Dome Rock Hikers/Cyclists Forced to Open Their Pocketbooks
~ by Bob Volpe ~
The Colorado Parks and Wildlife Commission (CPW) recently adopted a rule change, requiring all visitors 18 or older to possess a valid hunting or fishing license to access any wildlife area or trust land leased by Colorado Parks and Wildlife.
This new rule took effect July 1.
This will impact users of one of the most popular hiking spots in Teller, Dome Rock, located off the Four Mile road, and part of the Muller State Park system. It also reigns as one of the best spots for viewing herds of big horn sheep.
The properties have always been open to the public, not just to the hunters and anglers that purchased them and pay for their maintenance. Many people visit them and use them as they would any other public land.
As Colorado’s population has increased in recent years, CPW has noticed a significant trend of people engaging in activities for which these properties were not intended. These issues range from illegal camping to engaging in recreational activities that disturb and displace wildlife.
According to CPW Director Dan Prenzlow, “This new rule change will help our agency begin to address some of the unintended uses we’re seeing at many of our State Wildlife Areas and State Trust Lands. We have seen so much more non-wildlife related use of these properties that we need to bring it back to the intended use, conservation and protection of wildlife and their habitat.”
CPW is a user-funded agency and, unlike most government agencies, receives very little money from the general fund. The new rule requires all users to contribute to the source of funding that makes the acquisition and maintenance of these properties possible.
“Colorado Parks and Wildlife manages over 350 State Wildlife Areas and holds leases on nearly 240 State Trust Lands in Colorado, which are funded through the purchase of hunting and fishing licenses,” said Southeast Regional Manager Brett Ackerman. “The purpose of these properties is to conserve and improve wildlife habitat, and provide access to wildlife-related recreation like hunting and fishing that are a deep part of Colorado’s conservation legacy.”
There are two reasons for the new policy. The management of state wildlife areas is funded through the purchase of hunting and fishing licenses for the purpose of conserving habitats and wildlife-related recreation. State law requires CPW to separate its funding sources for both wildlife areas and state parks, which are funded by park passes.
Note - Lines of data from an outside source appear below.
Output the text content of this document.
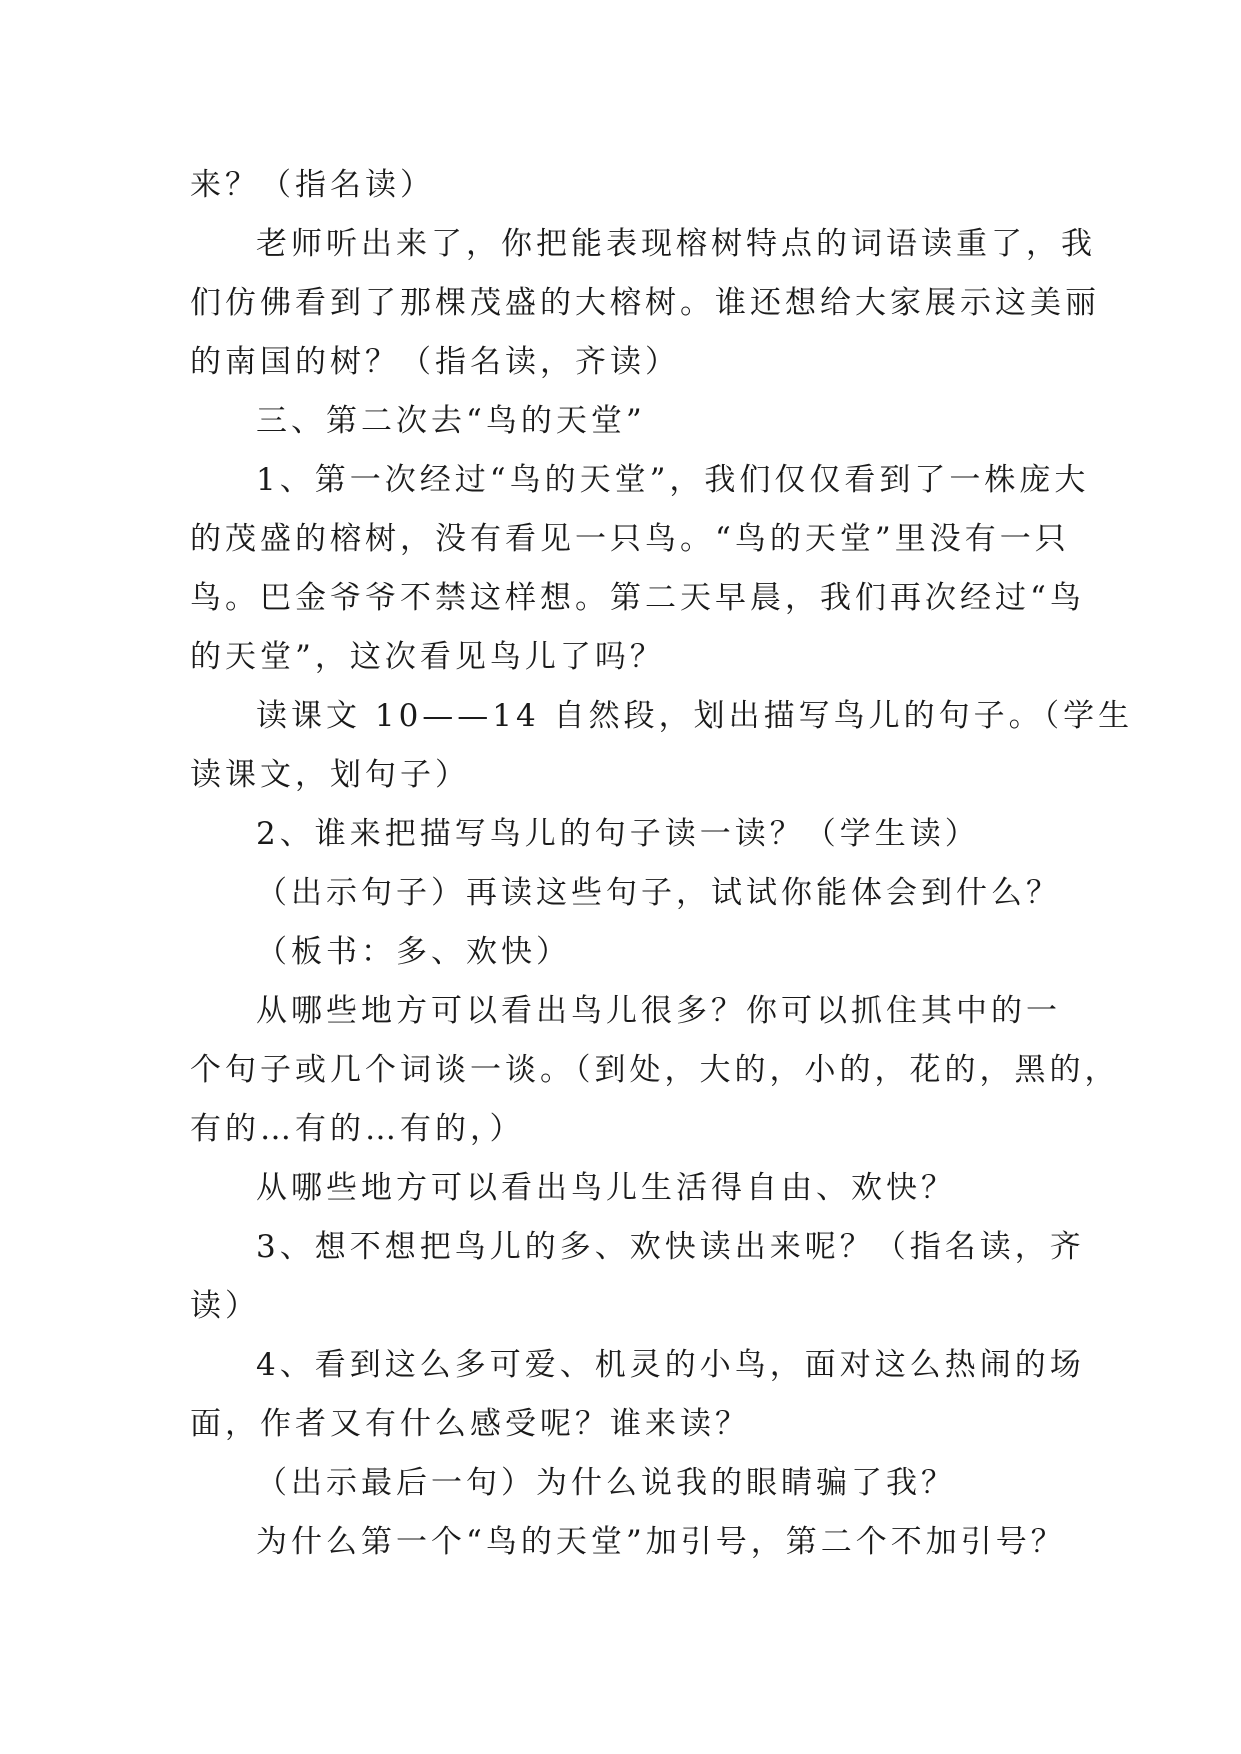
来？（指名读）
老师听出来了，你把能表现榕树特点的词语读重了，我
们仿佛看到了那棵茂盛的大榕树。谁还想给大家展示这美丽
的南国的树？（指名读，齐读）
三、第二次去“鸟的天堂”
1、第一次经过“鸟的天堂”，我们仅仅看到了一株庞大
的茂盛的榕树，没有看见一只鸟。“鸟的天堂”里没有一只
鸟。巴金爷爷不禁这样想。第二天早晨，我们再次经过“鸟
的天堂”，这次看见鸟儿了吗？
读课文 10——14 自然段，划出描写鸟儿的句子。（学生
读课文，划句子）
2、谁来把描写鸟儿的句子读一读？（学生读）
（出示句子）再读这些句子，试试你能体会到什么？
（板书：多、欢快）
从哪些地方可以看出鸟儿很多？你可以抓住其中的一
个句子或几个词谈一谈。（到处，大的，小的，花的，黑的，
有的…有的…有的，）
从哪些地方可以看出鸟儿生活得自由、欢快？
3、想不想把鸟儿的多、欢快读出来呢？（指名读，齐
读）
4、看到这么多可爱、机灵的小鸟，面对这么热闹的场
面，作者又有什么感受呢？谁来读？
（出示最后一句）为什么说我的眼睛骗了我？
为什么第一个“鸟的天堂”加引号，第二个不加引号？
The other reason has to do with growing visitation numbers.
“We are seeing unprecedented use of our public spaces and our state wildlife areas that is affecting our wildlife in these areas,” said CPW spokesman Travis Duncan. “I don’t want to say I’m discouraging hiking, but I am encouraging folks to look up what the intended use of that property is.”
“Our first priority with our officers and other staff will be seeking to educate first, especially over the course of the next year, however, if officers are continually contacting the same individuals who are not following the rules, they may choose to issue a citation. We’re also looking into updating signage, especially in areas where the rules may be confusing.” said Duncan.
The closest State Wildlife area to Woodland Park that will be affected by this rule change is Dome Rock State Wildlife Area. Dome Rock is adjacent to Mueller State Park, but is managed by CPW. Public access is restricted to foot or horse traffic only.
Canines aren’t permitted.
Still, the Dome Rock area, when it is open, is regarded as a great gem for hikers, cyclists and equestrian buffs, offering some amazing rock formations and occasional views of the big horn sheep. But in recent years, managing this area has become a challenge.
Users there now must pay the fees for a hunting and fishing license, even though they may not partake in these activities.